We tend to remember the big events in life. Graduations, marriages, heartbreak, and perfect days surrounded by friends stick out to us. Those big events don’t exist in a vacuum, though. We don’t as clearly remember the hours of studying before exams, the strengthening bonds of friendship building up, or the gradual decay and crumbling at the foundation of a relationship. It might serve us well to focus more on some of those moments. There are lessons to be learned and intense emotions to be felt in those small moments. Amber Bain, under her musical guise of The Japanese House, has turned her eye away from the monumental and towards the quiet. Her debut album Good At Falling is a project concerned with the smaller moments in music and in life, the areas where the big moments first begin to take shape. The result is an album full of musical wonder and an intense, unflinching look into Bain’s emotional journey.

While Bain’s personal growth and experience are the major focus of the album, it’s impossible to ignore her growth as a producer as well. Good At Falling is an impeccably constructed album and was entirely written and co-produced by Bain. From the beginning of “went to meet her (intro)” to the end of “i saw you in a dream,” Bain utilizes all the tricks and ideas she’s conceived as The Japanese House. Echoing percussion and murky synths swirl in harmony as her voice buzzes through electronic filters on “went to meet her.” The strings and chimes blend into quieter moments on lead single “Lilo.” Piano chords mix with the grimiest synths you can imagine to create a love letter to the ’80s electronic scene on “Everybody Hates Me.” Bain has never been one to shy away from whatever musical impulse grips her in the moment, and getting all of these instruments and musical ideas to work together and strike a balance is a truly impressive feat.

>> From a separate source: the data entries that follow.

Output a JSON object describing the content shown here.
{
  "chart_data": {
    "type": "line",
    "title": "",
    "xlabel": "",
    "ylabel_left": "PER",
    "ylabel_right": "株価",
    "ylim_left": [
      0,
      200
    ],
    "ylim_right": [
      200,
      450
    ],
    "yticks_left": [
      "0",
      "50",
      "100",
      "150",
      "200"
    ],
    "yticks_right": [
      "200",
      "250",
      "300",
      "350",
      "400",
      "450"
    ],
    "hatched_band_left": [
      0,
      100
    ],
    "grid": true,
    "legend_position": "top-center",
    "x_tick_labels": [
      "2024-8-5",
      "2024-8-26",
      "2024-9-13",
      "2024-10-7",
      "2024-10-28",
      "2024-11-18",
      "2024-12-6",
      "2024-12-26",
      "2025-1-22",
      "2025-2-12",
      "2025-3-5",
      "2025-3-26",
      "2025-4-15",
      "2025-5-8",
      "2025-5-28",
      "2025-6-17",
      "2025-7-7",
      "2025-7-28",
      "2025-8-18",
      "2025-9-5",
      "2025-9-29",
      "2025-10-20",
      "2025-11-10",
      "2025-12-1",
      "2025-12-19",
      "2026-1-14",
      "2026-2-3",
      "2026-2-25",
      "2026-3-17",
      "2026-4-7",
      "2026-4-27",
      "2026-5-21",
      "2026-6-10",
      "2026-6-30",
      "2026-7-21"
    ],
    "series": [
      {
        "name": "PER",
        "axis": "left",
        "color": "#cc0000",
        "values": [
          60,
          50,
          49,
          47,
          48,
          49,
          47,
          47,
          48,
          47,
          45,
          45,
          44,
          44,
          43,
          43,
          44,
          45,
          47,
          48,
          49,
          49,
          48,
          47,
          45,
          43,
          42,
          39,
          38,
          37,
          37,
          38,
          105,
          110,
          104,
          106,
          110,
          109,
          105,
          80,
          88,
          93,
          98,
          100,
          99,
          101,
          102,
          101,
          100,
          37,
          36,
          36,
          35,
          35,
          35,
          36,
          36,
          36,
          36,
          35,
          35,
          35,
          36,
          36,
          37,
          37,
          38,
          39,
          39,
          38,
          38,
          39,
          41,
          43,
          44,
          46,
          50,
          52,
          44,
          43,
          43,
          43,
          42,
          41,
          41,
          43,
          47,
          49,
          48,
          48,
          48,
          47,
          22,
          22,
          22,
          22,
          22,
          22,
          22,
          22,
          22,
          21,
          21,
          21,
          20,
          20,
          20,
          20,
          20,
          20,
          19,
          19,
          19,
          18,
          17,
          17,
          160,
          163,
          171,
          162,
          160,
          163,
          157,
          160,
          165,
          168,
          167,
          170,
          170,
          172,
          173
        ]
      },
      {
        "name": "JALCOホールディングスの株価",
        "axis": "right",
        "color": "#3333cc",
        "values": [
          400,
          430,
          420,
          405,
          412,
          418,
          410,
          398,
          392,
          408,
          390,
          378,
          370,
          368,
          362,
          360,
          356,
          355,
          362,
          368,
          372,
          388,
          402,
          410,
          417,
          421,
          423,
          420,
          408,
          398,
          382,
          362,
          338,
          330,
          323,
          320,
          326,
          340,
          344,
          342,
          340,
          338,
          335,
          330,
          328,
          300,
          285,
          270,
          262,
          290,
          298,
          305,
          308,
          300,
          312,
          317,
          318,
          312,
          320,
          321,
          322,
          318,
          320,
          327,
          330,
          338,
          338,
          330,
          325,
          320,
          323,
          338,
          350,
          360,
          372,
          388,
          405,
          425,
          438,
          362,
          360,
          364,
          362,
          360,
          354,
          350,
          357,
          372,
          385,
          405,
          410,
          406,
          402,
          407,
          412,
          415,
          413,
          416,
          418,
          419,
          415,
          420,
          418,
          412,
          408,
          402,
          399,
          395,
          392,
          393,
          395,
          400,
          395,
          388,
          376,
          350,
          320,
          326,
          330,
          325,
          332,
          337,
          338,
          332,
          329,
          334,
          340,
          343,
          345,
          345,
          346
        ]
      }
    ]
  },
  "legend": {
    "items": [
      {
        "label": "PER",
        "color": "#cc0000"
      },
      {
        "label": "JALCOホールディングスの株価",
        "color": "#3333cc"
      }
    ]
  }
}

Good at Falling spreads the brilliant execution out across all thirteen of its tracks, so much so that no one track rises above the others. This might sound like criticism, but it is not. The whole album feels like one living entity, evolving in feeling and sound as it goes. In this way, the music reflects the emotional beats of Bain’s life she has chosen to share and the human experience as a whole. There’s so much emotion in the minutia of everyday life, and she dives into those details at will. “Everybody Hates Me” sounds like it should be about one big moment where things turn and those thoughts of doubt appear in your head, but that’s not how those thoughts work in real life. They slowly creep in, and the growling sound on the track coupled with the gradual reveal of the depths of those feelings in Bain’s lyrics reflect that. Even the genuine peace found fleetingly in “Lilo,” while spurred by a specific moment in Bain’s life, conjures the drifting vision of a flower on the water as a quieter reflection on life as a whole.

Nowhere is this more apparent on Good At Falling than during the back-to-back of “Maybe You’re The Reason” and “We Talk All The Time.” The first finds Bain searching for purpose, but failing. There’s no big revelation of her lack of reason in life, and in fact she remains largely apathetic. “And I think I’m dying/Cause this can’t be living. Should I be searching for some kind of meaning? Apathy’s a funny feeling,” she sings, and highlights another truth about the more mundane parts of life: even apathy–the absence of emotion–is its own particular emotion. This extends to “We Talk All The Time,” a death knell in a relationship that just fades out. There’s no dramatic blowup in those shimmering keys, just the slow disintegration caused by time passing by. What should be the climactic emotional beat of the song in the line “We don’t fuck anymore, but we talk all the time so it’s fine” is instead delivered like Bain is telling us the weather.

If the lack of big emotional beats sounds frustrating, it’s because it can be. Bain is not interested in providing resolutions on Good At Falling. It’s not that the album is unemotional, because it’s not. “You Seemed So Happy” is filled with gutting sadness. “f a r a w a y” rings with an unspoken connection. What Bain has so beautifully captured is that often there isn’t a payoff for these emotions. We feel things, and our emotions carry on and on until they don’t. That truth can make Good At Falling a challenging piece of art to wrap your mind around, but the execution and the truths found within make it well worth that challenge.

The Japanese House is Amber Bain’s conduit from herself to the world. Through her music she has taken her wisdom and her talent and turned it into something we can all reflect on. In many ways, Good At Falling is specifically built to occupy those quiet emotional moments of reflection in our lives. Not every moment is a big one. The Japanese House shows us those moments don’t have to be big to matter.